Today's news was quite intriguing, and I must say a little bit unsettling. Although, innovation is frequently heralded as the engine of the "new economy", it has yet to be substantiated, when it comes to a new way to do business in offshore drilling, which is experiencing a one in a lifetime bear cycle, with a plethora of rigs that are rusting, idle and without a contract.
The concept was unveiled on Wednesday by Sirius Petroleum, which is focusing on O&G exploration and development opportunities in Nigeria.
Under the terms of the Vendor Finance Contract, COSL will extend delayed invoice and payment terms to Sirius which will have the effect, dependent on successful drilling, of deferring a significant portion of the cost of the rig until after the Company commences the production of hydrocarbons, but is otherwise on normal industry terms. The contract envisages a drilling programme on the Ororo Field and could be expanded to include other potential offshore assets.
A little bit of information about the Ororo project.
The green light was delivered to Sirius Petroleum on November 3, 2015. The field was discovered in 1986 with the drilling of Ororo-1 well by Chevron.
The Ororo field (North West).
(From the Sirius Petroleum press release)
Vendor Finance Consortium
The Company intends to announce further details regarding the final elements of the financing and operational service agreements, including the Joint Operating Agreement ("JOA"), to support its proposed drilling programme for Ororo.
Independent petroleum consultants, Rockflow Resources ("Rockflow"), recently produced a Competent Persons Report on the Ororo field attributing 2C contingent resources, net to Sirius, of 11.5mmboe. Rockflow calculated a NPV10 valuation of over $49m, net to Sirius, at a flat, real Brent price of $50/bbl and flat, real gas price of $3.50/mcf.
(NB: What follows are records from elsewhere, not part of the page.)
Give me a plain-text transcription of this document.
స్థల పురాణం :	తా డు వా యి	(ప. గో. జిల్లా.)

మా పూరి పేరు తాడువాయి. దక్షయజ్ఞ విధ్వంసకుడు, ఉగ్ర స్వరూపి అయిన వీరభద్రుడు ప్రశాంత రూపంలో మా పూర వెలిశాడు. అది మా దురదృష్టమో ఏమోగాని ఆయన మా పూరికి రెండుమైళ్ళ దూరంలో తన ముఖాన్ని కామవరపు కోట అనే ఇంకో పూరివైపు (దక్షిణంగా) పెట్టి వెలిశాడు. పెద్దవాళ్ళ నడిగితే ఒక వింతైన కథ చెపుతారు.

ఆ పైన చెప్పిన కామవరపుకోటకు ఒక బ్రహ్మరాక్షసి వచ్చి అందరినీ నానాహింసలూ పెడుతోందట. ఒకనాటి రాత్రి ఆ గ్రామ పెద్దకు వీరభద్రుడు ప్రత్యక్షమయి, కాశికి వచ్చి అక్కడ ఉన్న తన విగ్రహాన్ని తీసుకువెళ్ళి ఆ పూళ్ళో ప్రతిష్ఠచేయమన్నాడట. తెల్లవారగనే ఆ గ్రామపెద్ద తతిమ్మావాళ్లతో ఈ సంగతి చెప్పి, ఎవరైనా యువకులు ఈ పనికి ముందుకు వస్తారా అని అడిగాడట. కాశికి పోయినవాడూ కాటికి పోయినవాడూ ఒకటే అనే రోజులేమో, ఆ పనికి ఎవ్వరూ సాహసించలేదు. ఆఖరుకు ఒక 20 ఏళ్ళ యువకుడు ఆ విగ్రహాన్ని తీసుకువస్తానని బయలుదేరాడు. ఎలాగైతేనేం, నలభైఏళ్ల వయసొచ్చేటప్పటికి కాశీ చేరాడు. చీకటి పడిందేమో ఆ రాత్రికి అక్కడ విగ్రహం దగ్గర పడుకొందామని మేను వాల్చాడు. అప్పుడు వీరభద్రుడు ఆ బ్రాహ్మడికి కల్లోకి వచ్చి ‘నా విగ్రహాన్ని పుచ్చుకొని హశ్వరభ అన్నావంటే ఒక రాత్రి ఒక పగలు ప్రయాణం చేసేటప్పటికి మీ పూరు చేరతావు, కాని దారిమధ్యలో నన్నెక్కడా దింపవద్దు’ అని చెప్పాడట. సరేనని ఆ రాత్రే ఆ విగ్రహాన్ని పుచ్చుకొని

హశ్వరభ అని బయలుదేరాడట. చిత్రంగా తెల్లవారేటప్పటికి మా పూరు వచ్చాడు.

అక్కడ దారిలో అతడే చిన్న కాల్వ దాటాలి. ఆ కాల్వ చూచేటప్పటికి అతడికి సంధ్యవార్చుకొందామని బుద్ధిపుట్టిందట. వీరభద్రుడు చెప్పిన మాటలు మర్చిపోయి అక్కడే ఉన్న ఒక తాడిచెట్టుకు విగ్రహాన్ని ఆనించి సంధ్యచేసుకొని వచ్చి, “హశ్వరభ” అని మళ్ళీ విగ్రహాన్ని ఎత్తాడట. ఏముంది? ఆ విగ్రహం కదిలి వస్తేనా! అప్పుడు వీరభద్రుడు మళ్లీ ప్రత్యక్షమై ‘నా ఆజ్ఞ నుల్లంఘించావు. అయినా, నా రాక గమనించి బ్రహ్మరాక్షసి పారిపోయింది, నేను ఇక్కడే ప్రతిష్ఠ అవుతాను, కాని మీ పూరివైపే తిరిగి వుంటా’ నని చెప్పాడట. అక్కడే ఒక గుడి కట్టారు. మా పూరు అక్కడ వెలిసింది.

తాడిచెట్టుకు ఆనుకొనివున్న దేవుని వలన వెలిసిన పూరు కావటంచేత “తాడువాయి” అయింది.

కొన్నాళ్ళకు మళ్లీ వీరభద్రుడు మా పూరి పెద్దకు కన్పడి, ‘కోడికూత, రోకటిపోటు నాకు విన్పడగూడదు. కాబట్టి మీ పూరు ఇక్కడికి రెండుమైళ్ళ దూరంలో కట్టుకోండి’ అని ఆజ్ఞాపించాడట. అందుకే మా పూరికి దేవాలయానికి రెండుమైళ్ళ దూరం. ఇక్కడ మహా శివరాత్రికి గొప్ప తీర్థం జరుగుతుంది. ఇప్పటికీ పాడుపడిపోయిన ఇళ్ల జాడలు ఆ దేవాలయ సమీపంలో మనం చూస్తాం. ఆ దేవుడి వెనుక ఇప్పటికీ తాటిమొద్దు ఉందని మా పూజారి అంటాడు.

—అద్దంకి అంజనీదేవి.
The announcement of the COSL Vendor Finance Contract brings the Company an important step closer to first hydrocarbons and the unlocking of this valuable resource.
This "innovative" contract is raising serious eyebrows, and unfortunately, we do not have enough information as we speak.
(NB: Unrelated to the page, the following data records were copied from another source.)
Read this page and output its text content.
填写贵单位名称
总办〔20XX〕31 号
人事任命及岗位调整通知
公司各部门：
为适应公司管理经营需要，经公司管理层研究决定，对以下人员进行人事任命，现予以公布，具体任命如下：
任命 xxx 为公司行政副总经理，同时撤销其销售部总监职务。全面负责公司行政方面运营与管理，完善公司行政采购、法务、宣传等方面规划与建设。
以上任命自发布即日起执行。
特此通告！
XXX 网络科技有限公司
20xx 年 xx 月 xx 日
Offshore Energy Today has reached out to Sirius and COSL, seeking further clarification of the explanation above, because, as is, one might understand that there is a possibility that COSL wouldn't be paid at all if production from the field, for some reason, doesn't start.
As for the unnamed rig, Sirius will use it to drill at the Ororo project in shallow waters offshore Nigeria. Drilling is expected to start in the first half 2017.
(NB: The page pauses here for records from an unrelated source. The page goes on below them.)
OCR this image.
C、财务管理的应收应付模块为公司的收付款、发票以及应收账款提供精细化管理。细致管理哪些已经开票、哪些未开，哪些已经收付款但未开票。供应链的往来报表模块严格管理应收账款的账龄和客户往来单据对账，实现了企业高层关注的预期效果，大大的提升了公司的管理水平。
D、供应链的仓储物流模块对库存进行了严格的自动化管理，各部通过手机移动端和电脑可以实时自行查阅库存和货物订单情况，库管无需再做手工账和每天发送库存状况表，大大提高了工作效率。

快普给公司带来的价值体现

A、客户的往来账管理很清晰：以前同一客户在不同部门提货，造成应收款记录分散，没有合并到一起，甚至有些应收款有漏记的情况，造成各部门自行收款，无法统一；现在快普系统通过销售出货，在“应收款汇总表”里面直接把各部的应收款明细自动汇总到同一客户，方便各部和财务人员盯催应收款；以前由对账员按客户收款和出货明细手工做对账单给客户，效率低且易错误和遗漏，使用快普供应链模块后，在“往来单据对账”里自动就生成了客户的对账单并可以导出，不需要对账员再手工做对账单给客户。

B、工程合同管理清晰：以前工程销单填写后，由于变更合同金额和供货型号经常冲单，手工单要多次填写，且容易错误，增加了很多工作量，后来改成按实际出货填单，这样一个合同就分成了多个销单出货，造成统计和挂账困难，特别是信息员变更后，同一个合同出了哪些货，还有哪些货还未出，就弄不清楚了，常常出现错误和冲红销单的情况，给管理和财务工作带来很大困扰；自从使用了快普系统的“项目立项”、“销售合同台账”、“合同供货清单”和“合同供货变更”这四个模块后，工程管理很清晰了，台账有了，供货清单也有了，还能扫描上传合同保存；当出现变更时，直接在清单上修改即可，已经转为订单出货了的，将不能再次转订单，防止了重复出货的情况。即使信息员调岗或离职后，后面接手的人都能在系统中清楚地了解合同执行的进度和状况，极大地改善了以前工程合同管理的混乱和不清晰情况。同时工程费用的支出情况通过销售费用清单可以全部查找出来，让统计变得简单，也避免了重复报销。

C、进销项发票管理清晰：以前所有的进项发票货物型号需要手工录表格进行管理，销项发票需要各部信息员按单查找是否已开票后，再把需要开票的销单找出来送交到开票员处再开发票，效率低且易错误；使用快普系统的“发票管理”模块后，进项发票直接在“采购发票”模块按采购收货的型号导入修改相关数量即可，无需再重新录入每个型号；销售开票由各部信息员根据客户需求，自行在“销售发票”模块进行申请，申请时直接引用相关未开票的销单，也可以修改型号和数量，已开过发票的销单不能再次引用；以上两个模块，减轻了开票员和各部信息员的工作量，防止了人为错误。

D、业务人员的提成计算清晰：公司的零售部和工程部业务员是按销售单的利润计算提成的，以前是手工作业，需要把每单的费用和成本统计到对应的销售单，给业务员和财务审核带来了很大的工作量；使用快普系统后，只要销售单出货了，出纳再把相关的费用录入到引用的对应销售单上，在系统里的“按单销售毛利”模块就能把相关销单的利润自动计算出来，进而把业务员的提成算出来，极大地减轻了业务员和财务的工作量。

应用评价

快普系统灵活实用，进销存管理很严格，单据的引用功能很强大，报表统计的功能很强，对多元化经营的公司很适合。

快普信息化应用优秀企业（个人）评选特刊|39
To be clear, this contract seems quite simple, in fact. China Offshore Services Ltd. or in short COSL will receive a very limited day rate while drilling for Sirius Petroleum in Ororo field Nigeria, and will defer "a significant portion of the cost of the rig until after the Company commences the production of hydrocarbons".
Let's illustrate this unusual contract, with some numbers. Assuming a 120-day contract at a day rate of $85k/d. The entire backlog is $10 million.
COSL will be paid about $25k/d while drilling or $3 million plus mobilization, and will invoice Sirius an amount of $7 million -- "dependent on successful drilling" -- after the Company commences the production of hydrocarbons. This could take several months or even years in some cases?
I will have to express major caveats associated with this "innovative" agreement.
First and for most, It seems that the payment milestone is solely dependent on the success of the drilling campaign?
However, what happens if the drilling is not successful and there is no production whatsoever at the end of the operation cycle?
Furthermore, I do not see any special incentive in delaying the payment for COSL. The company could have asked a high interest on the amount to be paid and eventually get a special bonus based on success and field productivity. It is already common practice.
It seems that the "innovation" risk is totally unbalanced here, and leaning solely toward COSL.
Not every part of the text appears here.